In the local elections the Conservatives lost over 1300 seats, Labour did not gain but lost around eighty, the Liberal Democrats put on just over 700, the Greens six short of 200 and Independents with tiny parties added over 600. The good news is that the increasingly racist UKIP went down by over 140. They have shown that people won't vote for a racist leaning party, with Islamophobia rife. This must be the good news.
So the socialist revolution will have to wait. The fact is that Jeremy Corbyn and the leadership of Labour remain a liability. The attachment of remainers to the Labour cause, with those blue European Union flags at Labour rallies in the 2017 General Election, the attraction of the young, seem to have faded away. I understand that even Tony Robinson has left the Labour Party, some time on the National Executive Committee.
I'm pleased that the Conservatives have, in the end, had a drubbing. They deserve it for utter incompetence, for political drift beyond the EU mess, and continued austerity and poverty happening to children. They gambled the country to save their party, and the party should split.
The Coalition may have gone on too long and had net negative effects, but compared with today its standard of government - actual cabinet government as well - was a model of proper interaction between ministers and with civil servants.
Perhaps now the one positive that the Liberal Democrats took from the Coalition was competence. And the rest of the legacy is fading. The clarity of the Liberal Democrat message was very helpful. They and the Greens picked up votes for remain, the Greens being the radical wing of politics, close to Corbyn in some senses but not Statist.
However, there could be a perverse outcome to the success of the remainer vote. It is that Labour sees the need to get the poison of 'Brexit' out of the way and cook up a back-room deal. The reason they won't is if they are seen to deliver a Tory Brexit, or facilitate a change of Tory leader to an extreme leaver who throws away the political declaration that would be more Labour.
Remember that the Tory government had a long Political Cabinet before a long Government Cabinet and when, afterwards, Labour was invited into talks, none of the Cabinet split. The reason was, surely, that this spread the blame to Labour. As a former member said when chatting to me soon after, this was a damned if you don't damned if you do move. Labour's response that it was trying to bring the country together didn't transmit to positive reception.

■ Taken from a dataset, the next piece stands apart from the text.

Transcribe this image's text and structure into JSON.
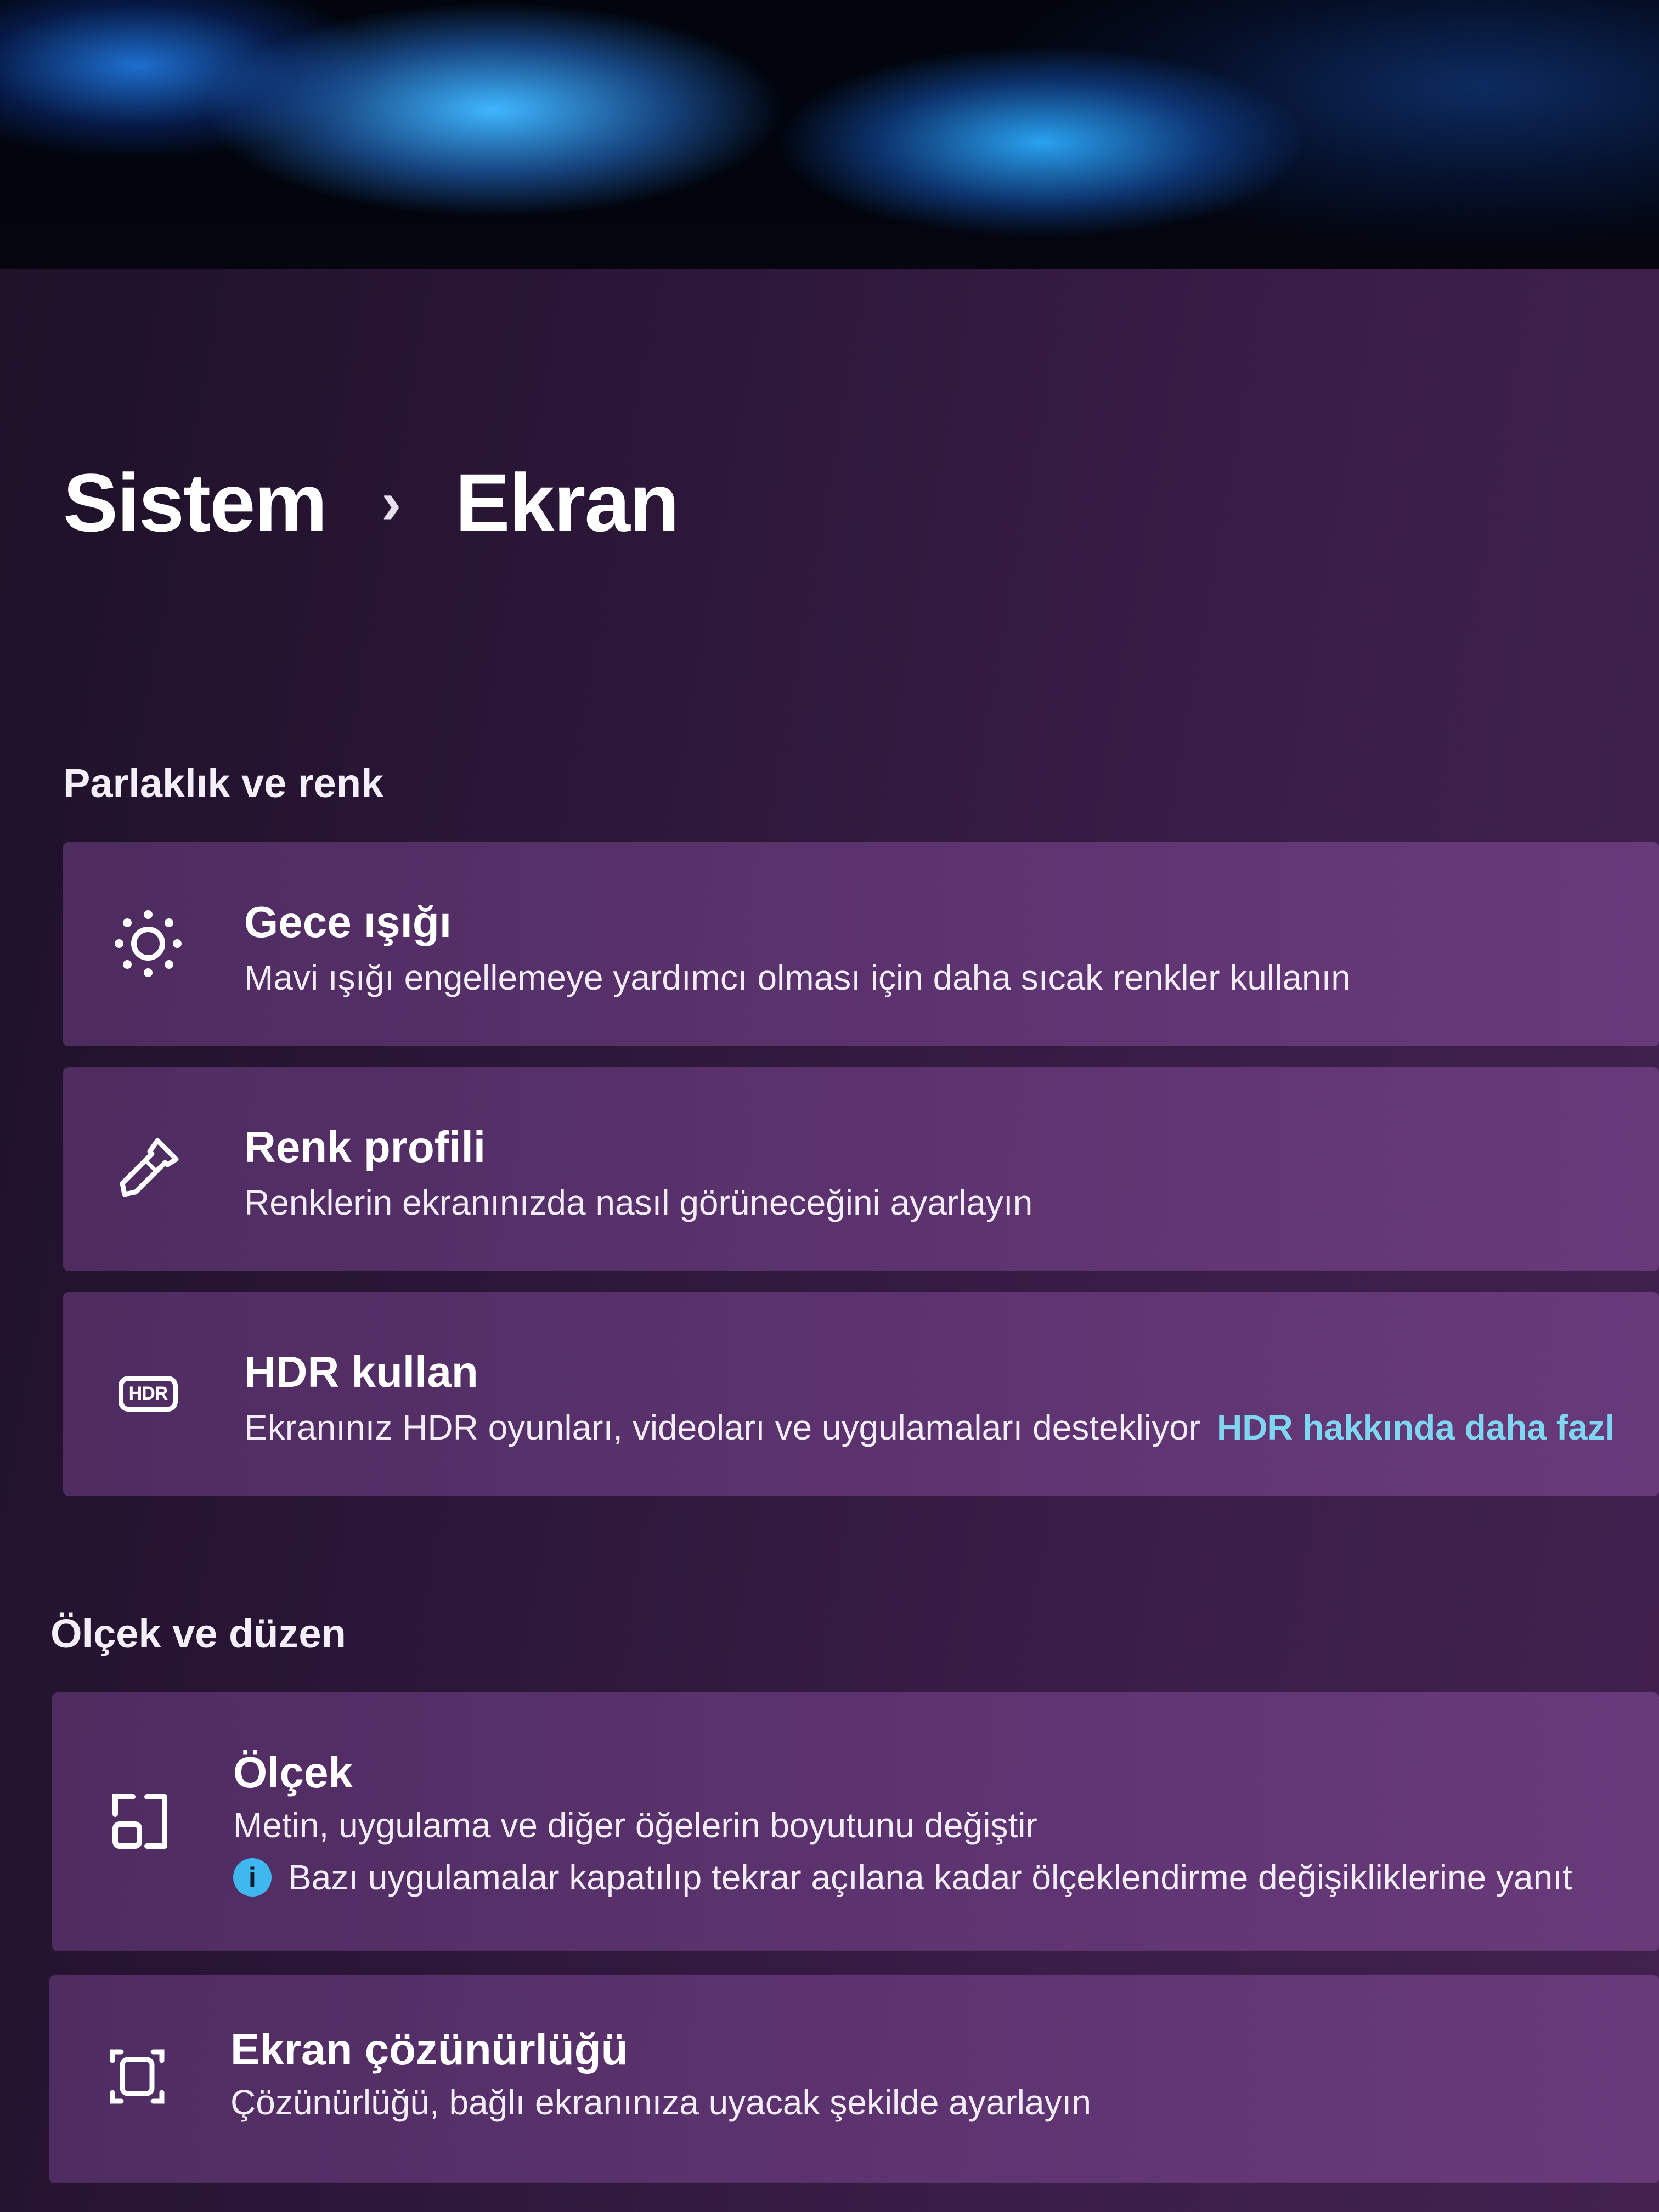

Next up are the European Parliament elections, and it now seems that UKIP will be of little challenge to Farage's Brexit Party. But Change UK could well take votes from the Liberal Democrats and Greens. However, those who get there first, like the Liberal Democrats, get the benefit. Chris Leslie for Change UK, saying that the Liberal Democrats have baggage, ignores the fact that Change UK has MPs full of baggage since 2017. As in the local elections, in the European Parliament elections I shall vote Liberal Democrat if given the choice. I'd vote Change UK if in alliance.
However, on one point I don't agree. I don't believe in having a second referendum. I can see the need for it if there is a back-room deal. Labour cannot stitch us up with the Tories. But, say, if in an imagined world the Liberal Democrats won a General Election, does anyone think they'd hold a referendum to reverse the previous one? Of course not. Winning government would be the referendum. The narrative has to be that the 2016 referendum was advisory, bogus and involved lies and even possible criminality. If you don't like staying in the EU, then win power. This is how to do it, and this is said without denying it still makes British politics in a very difficult place. We are best in and the extensions should turn into revoke. In the end we are either in or we are out, and I will vote for in, and for an ever closer European confederation, with the UK at its heart.